Perairan Pulau Maspari, Selatan Swarnadwipa
by Agus Sulaiman SE & Rohadi Wijaya
WIDEAZONE.com | Bulan purnama masih bersinar sempurna di atas Pulau Maspari. Angin laut mendesahkan kehangatan di antara pucuk pepohonan yang bermandikan cahaya bulan. Begitu juga sapuan ombak yang saling dorong mendorong ke pantai berpasir, buih-buihnya ramah menyapa tumpukan batu karang hitam. Sebagian permukaan batu karang berkilat-kilat, memantulkan kerlipan hangat sang dewi malam yang tengah dicumbu ribuan bintang.
Di ujung selat Jawa, gumpalan awan hitam nampak berarak ke arah samudera barat, merayap pelan menuju perairan pulau Maspari. Pertanda, di ujung malam nanti akan terjadi hujan badai. Tidak seperti malam-malam sebelumnya, cahaya lampu kapal Wang Ji Hong nampak sendu. Cahaya penerangan dari lampion merah hanya menyala seperempatnya. Begitu juga para prajurit yang biasa bersiaga di atas kapal, malam ini nyaris hanya sepertiganya saja yang terlihat berjaga-jaga.
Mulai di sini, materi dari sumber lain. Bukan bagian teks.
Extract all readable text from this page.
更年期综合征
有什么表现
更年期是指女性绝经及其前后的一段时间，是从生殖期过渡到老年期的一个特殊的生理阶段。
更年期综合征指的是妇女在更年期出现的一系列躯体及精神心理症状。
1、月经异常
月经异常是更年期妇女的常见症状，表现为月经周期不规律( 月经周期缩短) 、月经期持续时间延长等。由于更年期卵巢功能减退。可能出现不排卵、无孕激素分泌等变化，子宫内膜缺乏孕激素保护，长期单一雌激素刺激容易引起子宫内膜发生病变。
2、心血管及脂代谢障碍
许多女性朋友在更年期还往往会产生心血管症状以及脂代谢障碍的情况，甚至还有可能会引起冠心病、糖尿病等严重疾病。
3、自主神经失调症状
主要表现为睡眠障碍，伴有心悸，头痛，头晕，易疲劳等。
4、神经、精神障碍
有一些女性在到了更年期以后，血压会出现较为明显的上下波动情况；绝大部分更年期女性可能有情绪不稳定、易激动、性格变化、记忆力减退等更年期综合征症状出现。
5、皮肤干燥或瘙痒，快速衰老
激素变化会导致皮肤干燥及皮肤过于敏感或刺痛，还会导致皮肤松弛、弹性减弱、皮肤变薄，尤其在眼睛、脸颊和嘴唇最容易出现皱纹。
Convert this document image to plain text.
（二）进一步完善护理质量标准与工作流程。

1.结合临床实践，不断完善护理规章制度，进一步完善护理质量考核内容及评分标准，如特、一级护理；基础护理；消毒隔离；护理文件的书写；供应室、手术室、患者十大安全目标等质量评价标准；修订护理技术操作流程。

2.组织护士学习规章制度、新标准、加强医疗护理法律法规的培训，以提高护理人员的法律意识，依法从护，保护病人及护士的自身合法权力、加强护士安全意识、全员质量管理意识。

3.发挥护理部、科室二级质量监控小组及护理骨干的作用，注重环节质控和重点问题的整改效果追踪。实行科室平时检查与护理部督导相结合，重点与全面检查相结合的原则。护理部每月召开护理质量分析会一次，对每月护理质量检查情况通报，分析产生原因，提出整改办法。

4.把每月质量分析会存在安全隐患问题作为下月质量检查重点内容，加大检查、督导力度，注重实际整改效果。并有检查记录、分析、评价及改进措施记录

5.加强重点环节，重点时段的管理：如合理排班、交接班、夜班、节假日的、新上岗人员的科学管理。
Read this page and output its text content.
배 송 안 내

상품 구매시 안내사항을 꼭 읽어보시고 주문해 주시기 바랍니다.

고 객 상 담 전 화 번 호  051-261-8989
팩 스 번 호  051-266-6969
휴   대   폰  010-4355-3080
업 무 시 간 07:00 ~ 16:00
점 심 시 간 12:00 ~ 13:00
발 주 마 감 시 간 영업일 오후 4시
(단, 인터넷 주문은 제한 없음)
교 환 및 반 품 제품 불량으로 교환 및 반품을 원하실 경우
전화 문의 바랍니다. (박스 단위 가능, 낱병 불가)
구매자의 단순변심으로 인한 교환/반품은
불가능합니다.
Malam itu, pemandangan laut yang bermandikan cahaya purnama membuat deretan kapal-kapal di sepanjang kepulauan Maspari tak semeriah parade lampion di malam tahun baru. Di dalam ruang geladak yang gelap, Wang Ji Hong mencuri-curi kesempatan mengintip pemandangan laut. Gemerlap bintangbintang di atas langit terlihat seperti taburan mutiara yang disulam di atas Pulau Maspari.
Untuk kesekian kali, hanya deru angin dan suara sapuan ombak yang terdengar di telinganya. Sinar bulan purnama yang menyusup ke bagian dalam kapal, membuat bayangan tubuhnya seperti lukisan hitam putih saat berdiri diantara celah jendela. Ji Hong berjalan hati-hati ke balik pintu ruang geladak. Ia menyembunyikan tubuhnya di balik remang-remang cahaya.
Dalam keterbatasan cahaya, perwira berzirah besi itu mengedarkan pandangannya ke sudut-sudut kapal. Mencari-cari sesuatu yang mencurigakan muncul tiba-tiba di atas lantai geladak. Setelah satu jam berlalu, Wang Ji Hong melemparkan pandangan kembali ke arah samudera lepas. “Belum ada pergerakan..” Wang Jing Hong menarik nafasnya dalam-dalam.
Udara di dalam ruang geladak mulai terasa lembab. Malam mulai beranjak. Gumpalan awan hitam sedikit demi sedikit melahap cahaya bulan hingga tersisa warna kelam. Langit yang semula bermandikan purnama, kini berangsur-angsur menjadi gelap gulita. Samudera lepas juga ikut menampakkan kegelisahannya. Buih air di laut mulai bergelombang.
Kedatangannya seolah hendak membawa pesan kematian bagi para penumpang yang berada di atas kapal. Saat butiran hujan rintik-rintik mulai berjatuhan dari langit, kabut tipis berangsur-angsur mulai menyelimuti lautan. Dalam bayang-bayang gelapnya malam, Wang Ji Hong tidak menyadari keberadaan puluhan kapal sedang bergerak cepat menuju ke arahnya.
Hujan lebat yang turun seketika seperti tumpah dari langit, seolah menjadi aba-aba bagi gerombolan perompak pimpinan Chen Zhuyi itu untuk mulai melakukan penyerangan. “Clak!” Wang Ji Hong mendengar suara pengait yang menancap di bagian lambung kapal. Hanya berselang sepuluh hitungan, suarasuara itu semakin sering terdengar.